This is good advice. ENWorld would benefit from more hands on the dev team, and it would be a great leg up in your chosen career - at some point you'll need to build up demonstratable project management experience if you want to step up the career ladder.

Bringing a real team on board (an OS support resource, another coder or two) would be a win/win.


----------



## Vempyre (Apr 18, 2008)

If getting ENWorld 2 laters means it's not gonna be a "must be the clock" but a "solid as nails" release, all the better!

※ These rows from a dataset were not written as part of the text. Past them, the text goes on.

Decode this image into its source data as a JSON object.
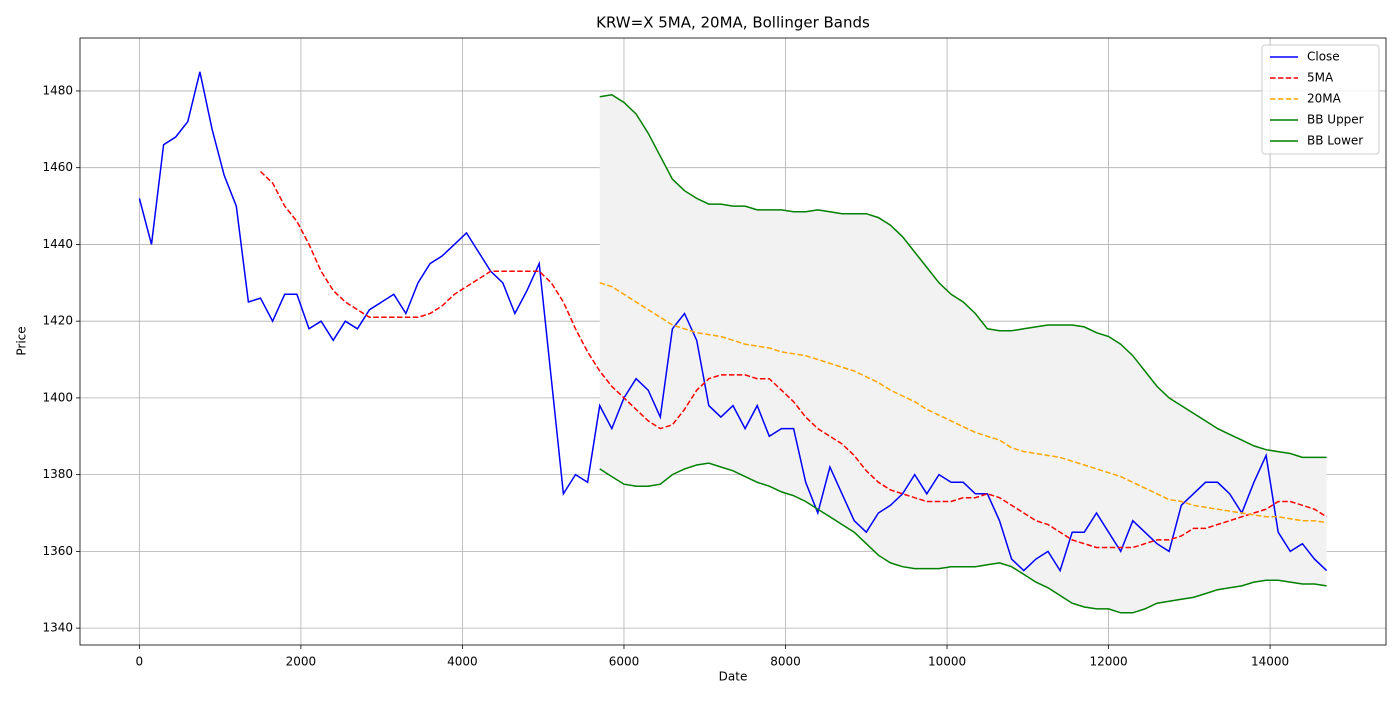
{
  "chart_data": {
    "type": "line",
    "title": "KRW=X 5MA, 20MA, Bollinger Bands",
    "x_label": "Date",
    "y_label": "Price",
    "x": [
      0,
      150,
      300,
      450,
      600,
      750,
      900,
      1050,
      1200,
      1350,
      1500,
      1650,
      1800,
      1950,
      2100,
      2250,
      2400,
      2550,
      2700,
      2850,
      3000,
      3150,
      3300,
      3450,
      3600,
      3750,
      3900,
      4050,
      4200,
      4350,
      4500,
      4650,
      4800,
      4950,
      5100,
      5250,
      5400,
      5550,
      5700,
      5850,
      6000,
      6150,
      6300,
      6450,
      6600,
      6750,
      6900,
      7050,
      7200,
      7350,
      7500,
      7650,
      7800,
      7950,
      8100,
      8250,
      8400,
      8550,
      8700,
      8850,
      9000,
      9150,
      9300,
      9450,
      9600,
      9750,
      9900,
      10050,
      10200,
      10350,
      10500,
      10650,
      10800,
      10950,
      11100,
      11250,
      11400,
      11550,
      11700,
      11850,
      12000,
      12150,
      12300,
      12450,
      12600,
      12750,
      12900,
      13050,
      13200,
      13350,
      13500,
      13650,
      13800,
      13950,
      14100,
      14250,
      14400,
      14550,
      14700
    ],
    "series": [
      {
        "name": "Close",
        "color": "#0000ff",
        "linestyle": "solid",
        "values": [
          1452,
          1440,
          1466,
          1468,
          1472,
          1485,
          1470,
          1458,
          1450,
          1425,
          1426,
          1420,
          1427,
          1427,
          1418,
          1420,
          1415,
          1420,
          1418,
          1423,
          1425,
          1427,
          1422,
          1430,
          1435,
          1437,
          1440,
          1443,
          1438,
          1433,
          1430,
          1422,
          1428,
          1435,
          1405,
          1375,
          1380,
          1378,
          1398,
          1392,
          1400,
          1405,
          1402,
          1395,
          1418,
          1422,
          1415,
          1398,
          1395,
          1398,
          1392,
          1398,
          1390,
          1392,
          1392,
          1378,
          1370,
          1382,
          1375,
          1368,
          1365,
          1370,
          1372,
          1375,
          1380,
          1375,
          1380,
          1378,
          1378,
          1375,
          1375,
          1368,
          1358,
          1355,
          1358,
          1360,
          1355,
          1365,
          1365,
          1370,
          1365,
          1360,
          1368,
          1365,
          1362,
          1360,
          1372,
          1375,
          1378,
          1378,
          1375,
          1370,
          1378,
          1385,
          1365,
          1360,
          1362,
          1358,
          1355
        ]
      },
      {
        "name": "5MA",
        "color": "#ff0000",
        "linestyle": "dashed",
        "values": [
          null,
          null,
          null,
          null,
          null,
          null,
          null,
          null,
          null,
          null,
          1459,
          1456,
          1450,
          1446,
          1440,
          1433,
          1428,
          1425,
          1423,
          1421,
          1421,
          1421,
          1421,
          1421,
          1422,
          1424,
          1427,
          1429,
          1431,
          1433,
          1433,
          1433,
          1433,
          1433,
          1430,
          1425,
          1418,
          1412,
          1407,
          1403,
          1400,
          1397,
          1394,
          1392,
          1393,
          1397,
          1402,
          1405,
          1406,
          1406,
          1406,
          1405,
          1405,
          1402,
          1399,
          1395,
          1392,
          1390,
          1388,
          1385,
          1381,
          1378,
          1376,
          1375,
          1374,
          1373,
          1373,
          1373,
          1374,
          1374,
          1375,
          1374,
          1372,
          1370,
          1368,
          1367,
          1365,
          1363,
          1362,
          1361,
          1361,
          1361,
          1361,
          1362,
          1363,
          1363,
          1364,
          1366,
          1366,
          1367,
          1368,
          1369,
          1370,
          1371,
          1373,
          1373,
          1372,
          1371,
          1369
        ]
      },
      {
        "name": "20MA",
        "color": "#ffa500",
        "linestyle": "dashed",
        "values": [
          null,
          null,
          null,
          null,
          null,
          null,
          null,
          null,
          null,
          null,
          null,
          null,
          null,
          null,
          null,
          null,
          null,
          null,
          null,
          null,
          null,
          null,
          null,
          null,
          null,
          null,
          null,
          null,
          null,
          null,
          null,
          null,
          null,
          null,
          null,
          null,
          null,
          null,
          1430,
          1429,
          1427,
          1425,
          1423,
          1421,
          1419,
          1418,
          1417,
          1416.5,
          1416,
          1415,
          1414,
          1413.5,
          1413,
          1412,
          1411.5,
          1411,
          1410,
          1409,
          1408,
          1407,
          1405.5,
          1404,
          1402,
          1400.5,
          1399,
          1397,
          1395.5,
          1394,
          1392.5,
          1391,
          1390,
          1389,
          1387,
          1386,
          1385.5,
          1385,
          1384.5,
          1383.5,
          1382.5,
          1381.5,
          1380.5,
          1379.5,
          1378,
          1376.5,
          1375,
          1373.5,
          1373,
          1372,
          1371.5,
          1371,
          1370.5,
          1370,
          1369.5,
          1369,
          1369,
          1368.5,
          1368,
          1368,
          1367.5
        ]
      },
      {
        "name": "BB Upper",
        "color": "#008000",
        "linestyle": "solid",
        "values": [
          null,
          null,
          null,
          null,
          null,
          null,
          null,
          null,
          null,
          null,
          null,
          null,
          null,
          null,
          null,
          null,
          null,
          null,
          null,
          null,
          null,
          null,
          null,
          null,
          null,
          null,
          null,
          null,
          null,
          null,
          null,
          null,
          null,
          null,
          null,
          null,
          null,
          null,
          1478.5,
          1479,
          1477,
          1474,
          1469,
          1463,
          1457,
          1454,
          1452,
          1450.5,
          1450.5,
          1450,
          1450,
          1449,
          1449,
          1449,
          1448.5,
          1448.5,
          1449,
          1448.5,
          1448,
          1448,
          1448,
          1447,
          1445,
          1442,
          1438,
          1434,
          1430,
          1427,
          1425,
          1422,
          1418,
          1417.5,
          1417.5,
          1418,
          1418.5,
          1419,
          1419,
          1419,
          1418.5,
          1417,
          1416,
          1414,
          1411,
          1407,
          1403,
          1400,
          1398,
          1396,
          1394,
          1392,
          1390.5,
          1389,
          1387.5,
          1386.5,
          1386,
          1385.5,
          1384.5,
          1384.5,
          1384.5
        ]
      },
      {
        "name": "BB Lower",
        "color": "#008000",
        "linestyle": "solid",
        "values": [
          null,
          null,
          null,
          null,
          null,
          null,
          null,
          null,
          null,
          null,
          null,
          null,
          null,
          null,
          null,
          null,
          null,
          null,
          null,
          null,
          null,
          null,
          null,
          null,
          null,
          null,
          null,
          null,
          null,
          null,
          null,
          null,
          null,
          null,
          null,
          null,
          null,
          null,
          1381.5,
          1379.5,
          1377.5,
          1377,
          1377,
          1377.5,
          1380,
          1381.5,
          1382.5,
          1383,
          1382,
          1381,
          1379.5,
          1378,
          1377,
          1375.5,
          1374.5,
          1373,
          1371,
          1369,
          1367,
          1365,
          1362,
          1359,
          1357,
          1356,
          1355.5,
          1355.5,
          1355.5,
          1356,
          1356,
          1356,
          1356.5,
          1357,
          1356,
          1354,
          1352,
          1350.5,
          1348.5,
          1346.5,
          1345.5,
          1345,
          1345,
          1344,
          1344,
          1345,
          1346.5,
          1347,
          1347.5,
          1348,
          1349,
          1350,
          1350.5,
          1351,
          1352,
          1352.5,
          1352.5,
          1352,
          1351.5,
          1351.5,
          1351
        ]
      }
    ],
    "band_fill": "#f2f2f2",
    "xlim": [
      -735,
      15435
    ],
    "xticks": [
      0,
      2000,
      4000,
      6000,
      8000,
      10000,
      12000,
      14000
    ],
    "ylim": [
      1335.6,
      1493.8
    ],
    "yticks": [
      1340,
      1360,
      1380,
      1400,
      1420,
      1440,
      1460,
      1480
    ],
    "grid": true,
    "legend": "upper right"
  }
}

 I prefer delayed releases which are solid and working when they do get released


----------



## DCrane1 (Apr 19, 2008)

*It's All Good*

I don't post a lot but this made me stop lurking. It's no problem Morris. The boards are still working and producing good discussion and good ideas, if they get updated a little bit later, that won't change. You tried to succeed, and you didn't Mike. That's not a problem to me, and it probably isn't one to anybody here.


----------



## DaveMage (Apr 19, 2008)

Meh.

I'm holding out for EN World 3 anyway....


----------



## Mishihari Lord (Apr 20, 2008)

Doesn't bother me.  Thanks for all your hard work on the site.


----------



## Thornir Alekeg (Apr 21, 2008)

DaveMage said:
			
		

> Meh.
> 
> I'm holding out for EN World 3 anyway....

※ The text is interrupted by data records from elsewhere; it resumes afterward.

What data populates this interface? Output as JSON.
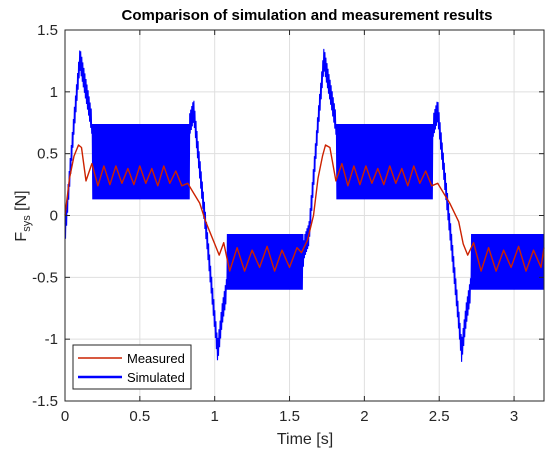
{
  "chart_data": {
    "type": "line",
    "title": "Comparison of simulation and measurement results",
    "xlabel": "Time [s]",
    "ylabel": {
      "main": "F",
      "sub": "sys",
      "unit": " [N]"
    },
    "xlim": [
      0,
      3.2
    ],
    "ylim": [
      -1.5,
      1.5
    ],
    "xticks": [
      0,
      0.5,
      1,
      1.5,
      2,
      2.5,
      3
    ],
    "xtick_labels": [
      "0",
      "0.5",
      "1",
      "1.5",
      "2",
      "2.5",
      "3"
    ],
    "yticks": [
      -1.5,
      -1,
      -0.5,
      0,
      0.5,
      1,
      1.5
    ],
    "ytick_labels": [
      "-1.5",
      "-1",
      "-0.5",
      "0",
      "0.5",
      "1",
      "1.5"
    ],
    "grid": true,
    "legend_position": "bottom-left",
    "period_s": 1.63,
    "series": [
      {
        "name": "Measured",
        "color": "#cc2200",
        "x": [
          0,
          0.03,
          0.06,
          0.09,
          0.11,
          0.14,
          0.18,
          0.22,
          0.26,
          0.3,
          0.34,
          0.38,
          0.42,
          0.46,
          0.5,
          0.54,
          0.58,
          0.62,
          0.66,
          0.7,
          0.74,
          0.78,
          0.82,
          0.86,
          0.9,
          0.94,
          1.0,
          1.03,
          1.06,
          1.1,
          1.15,
          1.2,
          1.25,
          1.3,
          1.35,
          1.4,
          1.45,
          1.5,
          1.55,
          1.58,
          1.62,
          1.66,
          1.69,
          1.72,
          1.74,
          1.77,
          1.81,
          1.85,
          1.89,
          1.93,
          1.97,
          2.01,
          2.05,
          2.09,
          2.13,
          2.17,
          2.21,
          2.25,
          2.29,
          2.33,
          2.37,
          2.41,
          2.45,
          2.49,
          2.53,
          2.57,
          2.63,
          2.66,
          2.69,
          2.73,
          2.78,
          2.83,
          2.88,
          2.93,
          2.98,
          3.03,
          3.08,
          3.13,
          3.18,
          3.2
        ],
        "y": [
          0.0,
          0.3,
          0.48,
          0.57,
          0.55,
          0.28,
          0.42,
          0.24,
          0.4,
          0.25,
          0.4,
          0.26,
          0.38,
          0.25,
          0.4,
          0.26,
          0.38,
          0.24,
          0.4,
          0.26,
          0.36,
          0.24,
          0.26,
          0.18,
          0.1,
          -0.05,
          -0.23,
          -0.32,
          -0.22,
          -0.45,
          -0.26,
          -0.45,
          -0.28,
          -0.42,
          -0.25,
          -0.45,
          -0.28,
          -0.42,
          -0.26,
          -0.3,
          -0.2,
          0.0,
          0.3,
          0.48,
          0.57,
          0.55,
          0.28,
          0.42,
          0.24,
          0.4,
          0.25,
          0.4,
          0.26,
          0.38,
          0.25,
          0.4,
          0.26,
          0.38,
          0.24,
          0.4,
          0.26,
          0.36,
          0.24,
          0.26,
          0.18,
          0.1,
          -0.05,
          -0.23,
          -0.32,
          -0.22,
          -0.45,
          -0.26,
          -0.45,
          -0.28,
          -0.42,
          -0.25,
          -0.45,
          -0.28,
          -0.42,
          -0.26
        ]
      },
      {
        "name": "Simulated",
        "color": "#0000ff",
        "x": [
          0,
          0.06,
          0.1,
          0.15,
          0.2,
          0.8,
          0.86,
          0.95,
          1.02,
          1.05,
          1.1,
          1.58,
          1.6,
          1.63,
          1.69,
          1.73,
          1.78,
          1.83,
          2.43,
          2.49,
          2.58,
          2.65,
          2.68,
          2.73,
          3.2
        ],
        "y": [
          -0.15,
          0.75,
          1.27,
          0.95,
          0.6,
          0.6,
          0.85,
          -0.2,
          -1.1,
          -0.8,
          -0.45,
          -0.45,
          -0.25,
          -0.15,
          0.75,
          1.27,
          0.95,
          0.6,
          0.6,
          0.85,
          -0.2,
          -1.1,
          -0.8,
          -0.45,
          -0.45
        ],
        "band_x": [
          [
            0.18,
            0.83
          ],
          [
            1.08,
            1.59
          ],
          [
            1.81,
            2.46
          ],
          [
            2.71,
            3.2
          ]
        ],
        "band_y": [
          [
            0.13,
            0.74
          ],
          [
            -0.6,
            -0.15
          ],
          [
            0.13,
            0.74
          ],
          [
            -0.6,
            -0.15
          ]
        ]
      }
    ]
  }
}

 Meh, EN World 3 will be too videogamey.


----------



## Mark (Apr 21, 2008)

Thornir Alekeg said:
			
		

> Meh, EN World 3 will be too videogamey.





I hear it will be fashioned as an MMOBB.


----------



## Elephant (Apr 24, 2008)

Michael Morris said:
			
		

> About 2 hours ago I got chewed out over a project at work that is running months overdue and I have to work 14 hours at it or more (if I physically can) to try to get it completely wrapped up by weeks end or I may lose my job.
> 
> There are no longer enough hours between now and Friday free to complete what must be completed before I can convert the boards. I have failed everyone here, starting with Russ and working down to the newest member. I am a total and complete embarrassment to the staff.




I disagree.  Your dedication to releasing a non-buggy ENWorld v2 is a credit to the site.  As others have said, take all the time you need - many of us would rather wait a few extra weeks under the old codebase rather than wait on site-crashing bugs!

Go easy on yourself.  You've done far more for the site than I ever will.


----------